At night it rains, and during the day, we lounge, we swim, we eat, we wander, my companions read news from home and novels, and I read the pile of essays written by my students. Everyone in this "International" group recently came to New York from mainland China. We have been working together 12 weeks now and as I read what they wrote in their dorm here in paradise, the things they are trying come slowly alive, stretch across pages crinkled with humidity—the close-reading, the stating of significance, the possibility of a new idea appearing after you work for it. These writers have told me these are their first attempts using English to differentiate between and connect ideas across contexts, across forms, and I am amazed by the ways they have found to relate what is home to what is here, all of it so far away from where I am.
Grading is easier in a bathing suit and under a neon sky looking out at a sea shimmering with the reflections of impossible-looking clouds, I think, as I read the hard work of making sense of and using key terms full of abstract shades and shadows: Artificiality and Nature, Reproduction and Art and Politics, the Existent and the Apparent, Innovation and Technology, Uniqueness, Authenticity. They profess despair over where our Progress has taken us, but also an alternative sense of hope in a new conception of history’s cacophony, the collective responsibility for protecting creativity, the unexpected powers of alternate realities.
This land is made of grey rocks that look soft, wise, ancient. Vegetation is bright, succulent, and punted with bursts of blossoms an island berries, an occasional heady rush of thyme. Small buildings rise up out of it, cluster here and there, roads follow the shapes of the land. Everyone talks about what was rebuilt when, and it’s hard to imagine the violence of the storms that sweep across the sea, like a monster.
The day after our Thanksgiving feast, we peel of just the two of us, find a parking lot, a hidden sandy path that takes us across cacti, larger blossoms, delicate white and yellow butterflies batting around like dust motes. We meet two fine turtles, so many striped lizards. We walk down and down a wooden stairway that some hidden hand has tended faithfully.

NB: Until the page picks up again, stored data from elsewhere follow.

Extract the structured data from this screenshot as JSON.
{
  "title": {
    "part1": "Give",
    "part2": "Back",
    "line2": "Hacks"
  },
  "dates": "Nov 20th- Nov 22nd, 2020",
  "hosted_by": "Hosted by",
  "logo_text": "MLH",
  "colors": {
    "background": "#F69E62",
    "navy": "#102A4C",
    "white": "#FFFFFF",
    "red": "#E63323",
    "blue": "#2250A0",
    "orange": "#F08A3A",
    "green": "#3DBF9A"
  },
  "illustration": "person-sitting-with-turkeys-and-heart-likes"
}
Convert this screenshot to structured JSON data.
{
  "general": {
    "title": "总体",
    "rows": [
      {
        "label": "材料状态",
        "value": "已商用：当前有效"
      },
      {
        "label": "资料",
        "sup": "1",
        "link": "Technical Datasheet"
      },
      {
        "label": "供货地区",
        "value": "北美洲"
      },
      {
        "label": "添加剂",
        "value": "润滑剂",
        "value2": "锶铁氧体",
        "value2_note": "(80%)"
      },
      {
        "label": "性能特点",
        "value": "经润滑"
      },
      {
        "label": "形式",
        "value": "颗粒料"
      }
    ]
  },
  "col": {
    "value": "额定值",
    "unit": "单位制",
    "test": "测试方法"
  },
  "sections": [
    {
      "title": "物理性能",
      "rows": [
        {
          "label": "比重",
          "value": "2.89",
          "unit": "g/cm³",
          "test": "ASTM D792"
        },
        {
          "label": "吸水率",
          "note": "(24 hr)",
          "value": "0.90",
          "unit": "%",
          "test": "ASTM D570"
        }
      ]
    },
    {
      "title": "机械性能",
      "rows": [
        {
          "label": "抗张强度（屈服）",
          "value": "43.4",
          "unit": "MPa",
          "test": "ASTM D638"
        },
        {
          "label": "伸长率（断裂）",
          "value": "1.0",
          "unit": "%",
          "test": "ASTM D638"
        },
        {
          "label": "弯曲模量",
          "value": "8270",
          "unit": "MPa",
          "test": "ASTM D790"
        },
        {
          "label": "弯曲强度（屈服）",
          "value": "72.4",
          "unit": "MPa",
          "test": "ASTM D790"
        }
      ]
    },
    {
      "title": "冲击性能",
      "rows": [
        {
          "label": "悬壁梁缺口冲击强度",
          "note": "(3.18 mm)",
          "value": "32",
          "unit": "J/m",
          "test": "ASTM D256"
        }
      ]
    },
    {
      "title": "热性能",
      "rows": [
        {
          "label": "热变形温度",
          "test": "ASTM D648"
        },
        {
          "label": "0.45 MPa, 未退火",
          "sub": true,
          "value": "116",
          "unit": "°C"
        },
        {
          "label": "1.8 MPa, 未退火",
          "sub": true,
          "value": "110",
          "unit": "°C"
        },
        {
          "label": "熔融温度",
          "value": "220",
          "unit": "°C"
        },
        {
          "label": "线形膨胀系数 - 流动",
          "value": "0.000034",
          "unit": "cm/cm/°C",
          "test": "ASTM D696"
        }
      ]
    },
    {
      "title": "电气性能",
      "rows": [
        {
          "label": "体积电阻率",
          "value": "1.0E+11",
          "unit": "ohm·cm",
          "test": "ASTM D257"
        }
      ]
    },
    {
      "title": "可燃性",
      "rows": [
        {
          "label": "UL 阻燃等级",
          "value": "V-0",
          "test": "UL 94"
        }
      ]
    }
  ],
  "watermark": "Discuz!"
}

Dripping with sweat, we look up again, and see the new beach we have come to: turquoise, steal, silver, mirror. The water are too much and everything.
Over and over we have said, it looks beautiful. So gorgeous. Tastes delicious, smells so clean. And again: It is so beautiful, gorgeous, stunning, this paradise. We have smiled, sighed, not known what else to say, or do. And now I say, I just don’t know if it’s real. You nod. We shrug. I’m real, you say. You too. And we swim in a sea that will disappear into imagination, into memory. I write this there but post it now, where faraway at home it's cold and dark--and yet there sand in the corners of our suitcases, and sunburn clings to our faces.